Foucault,
in the preface to Madness and
Civilization writes (1967:xi):
We have yet to write the history of that
other form of madness, by which men, in an act of sovereign reason, confine
their neighbors, and communicate and recognize each other through the merciless
language of non-madness; to define the moment of this conspiracy before it was
permanently established in the realm of truth, before it was revived by the
lyricism of protest.
For
Foucault, the notion of “non-madness” defines what it means to be a normal
human being, and thus “the realm of truth.” Unlike earlier structuralist
approaches, the notion of “power” is central to Foucault’s approach. Not only
does the ability to define “non-madness” require power, but the new form of
truth itself generates new forms of power. In your answer first compare and
contrast this notion of truth with that of earlier structuralist thinkers (like
Levi-Strauss) and later action-oriented theorists (like Ortner and Bourdieu).
Then, second, talk about the ways in which a “realm of truth” has been created
by the study of indigenous peoples (in Taiwan or elsewhere).
QUESTION 2
Vincent
Crapanzano在“Hermes’ Dilemma”一文中(in Writing Culture, 1986:51-76)以為,Clifford Geertz的峇里島鬥雞論文(1973)並沒有提供「在地者觀點的在地理解」,而是一種「被建構出來的在地者的被建構觀點的被建構理解」(p74)。請依循Crapanzano的觀點,闡釋這種「建構的建構的建構」的「詮釋技藝」(interpretive virtuosity, p53),如何使得Geertz(至少在〈深度遊戲〉這篇文章中)建立起他的「民族誌權威」?同時,這種民族誌修辭設計(rhetorical projection)使其讀者(以及民族誌作者自身)確信他們在民族誌權威的位置,你認為是否必要?是否有其他形式?
In
his “Hermes’ Dilemma” article (in Writing
Culture, 1986:51-76), Vincent Crapanzano criticizes Clifford Geertz on his
Balinese cock fighting essay (1973) that “Despite his
phenomenological-hermeneutical pretentions, there is in fact in ‘Deep Play’ no
understanding of the native from the native’s point of view. There is only the constructed understanding
of the constructed native’s constructed point of view” (1986:74). Following Crapanzano (1986), please illuminate how does Geertz
acquire his ethnographic authority (at least in “Deep Play”) through such
“construction of construction of construction” (p74) in terms of “interpretive
virtuosity” (p53).
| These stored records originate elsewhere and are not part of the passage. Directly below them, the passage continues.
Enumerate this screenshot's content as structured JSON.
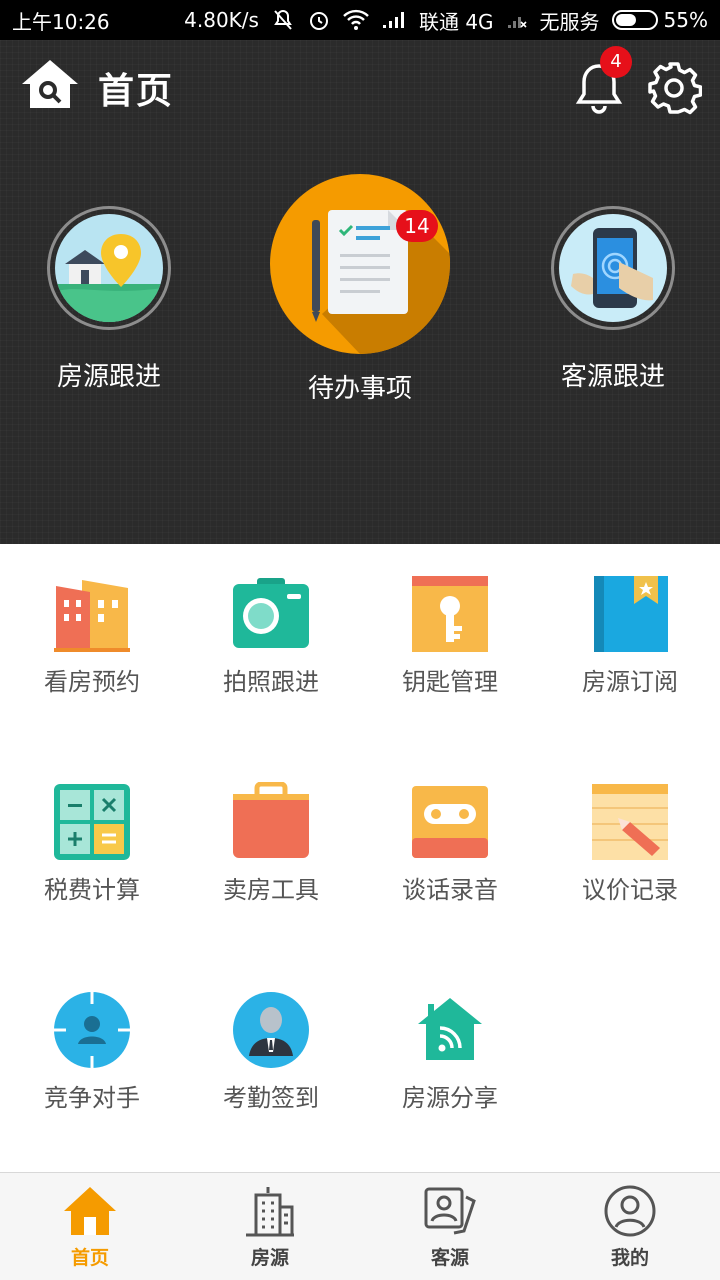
{
  "status_bar": {
    "time": "上午10:26",
    "net_speed": "4.80K/s",
    "carrier": "联通",
    "network_type": "4G",
    "second_sim": "无服务",
    "battery_percent": "55%",
    "battery_level": 0.55
  },
  "header": {
    "title": "首页",
    "notification_count": "4"
  },
  "features": {
    "left": {
      "label": "房源跟进",
      "icon": "property-location-icon"
    },
    "center": {
      "label": "待办事项",
      "badge": "14",
      "icon": "todo-document-icon"
    },
    "right": {
      "label": "客源跟进",
      "icon": "phone-touch-icon"
    }
  },
  "tools": [
    {
      "label": "看房预约",
      "icon": "buildings-icon"
    },
    {
      "label": "拍照跟进",
      "icon": "camera-icon"
    },
    {
      "label": "钥匙管理",
      "icon": "key-icon"
    },
    {
      "label": "房源订阅",
      "icon": "bookmark-book-icon"
    },
    {
      "label": "税费计算",
      "icon": "calculator-icon"
    },
    {
      "label": "卖房工具",
      "icon": "briefcase-icon"
    },
    {
      "label": "谈话录音",
      "icon": "cassette-icon"
    },
    {
      "label": "议价记录",
      "icon": "notepad-pencil-icon"
    },
    {
      "label": "竞争对手",
      "icon": "target-person-icon"
    },
    {
      "label": "考勤签到",
      "icon": "businessman-icon"
    },
    {
      "label": "房源分享",
      "icon": "house-share-icon"
    }
  ],
  "bottom_nav": {
    "items": [
      {
        "label": "首页",
        "icon": "home-icon",
        "active": true
      },
      {
        "label": "房源",
        "icon": "building-icon",
        "active": false
      },
      {
        "label": "客源",
        "icon": "contact-card-icon",
        "active": false
      },
      {
        "label": "我的",
        "icon": "user-circle-icon",
        "active": false
      }
    ]
  },
  "colors": {
    "accent": "#f59b00",
    "badge": "#e6101a",
    "header_bg": "#2b2b2b"
  }
}
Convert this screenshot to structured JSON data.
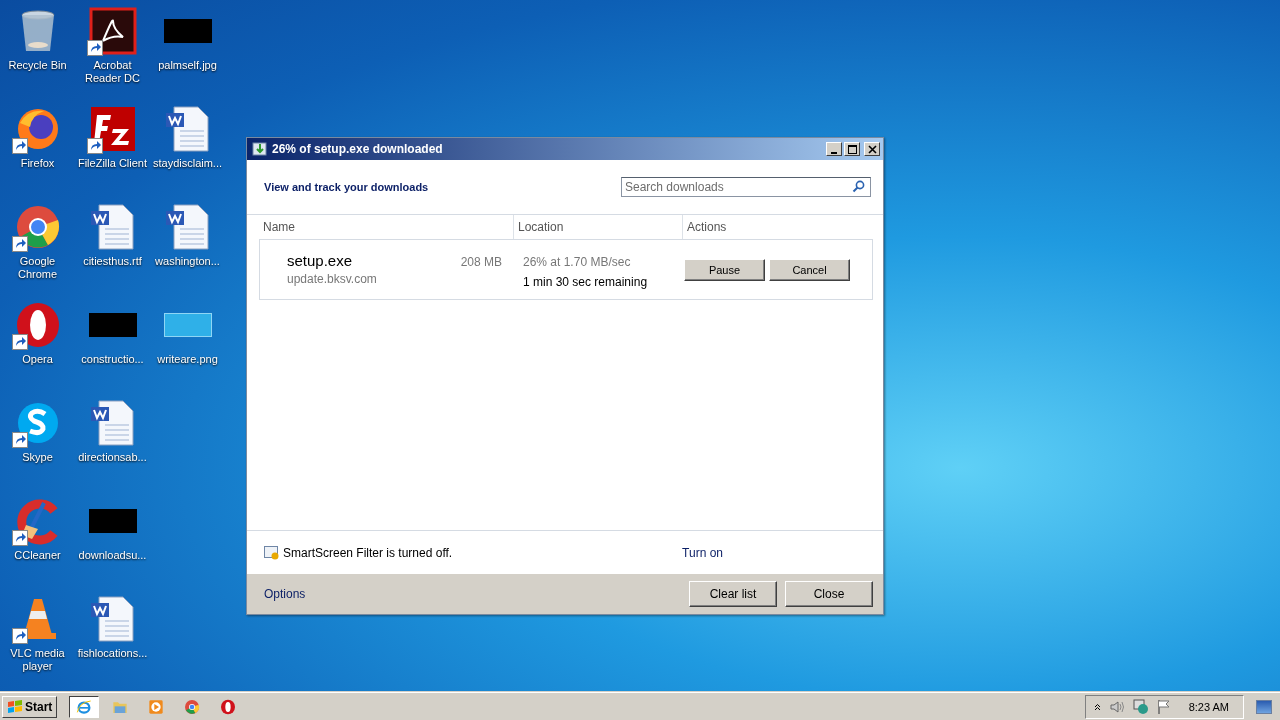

Is this rhetorical projection necessary for
ethnographers in order to convince their readers (and themselves) on
ethnographic authority? Any other way to acquire it?
QUESTION 3
Anna
Tsing近來試圖用「規模」(scale)的觀點重新思考全球現代性的形成,發展在地知識與資本主義之間「有生產性的摩擦」(productive friction),並與全球接軌的過程。同時她也對Arjun Appadurai的全球地景觀點進行批評(c.f. “Global Situation,” Tsing 2000)。她提出的替代觀點是「規模製作」(scale-making):
Rather
than assume we know exactly what global capitalism is, even before it arrives,
we need to find out how it operates in friction. Instead of rushing toward
global spatial compression, I examine the links between heterogeneous projects
of space and scale making, as these both enable capitalist proliferation and
embroil it in moments of chaos. In tracing the connections through which
entrepreneurship operates, the cultural work of encounter emerges as
formative.” (Friction, 2005:12)
Anna
Tsing uses the concept of “scale” in rethinking the formation of modern
globalism. She considers that the
“productive friction” between local practice and global capital is the process
of making global connection. Tsing
criticizes Appadurai’s “scape-making” in the imagined globalism (cf. “Global Situation,” Tsing 2000); in
turn, she uses “scale-making” to make further explanation,
(See
above quotation.)
The
notion of “scale” can demonstrate heterogeneous spaces in the project of
capitalism, thereby exploring the diversity of globalism and the distance
between local and global.Explain how Tsing’s
“scale” concept is different from Appadurai’s “scape” model in understanding
the dyad of local and global, and what are the emphases in the explanation of
“postcolonial globality” by the two theoretical approaches.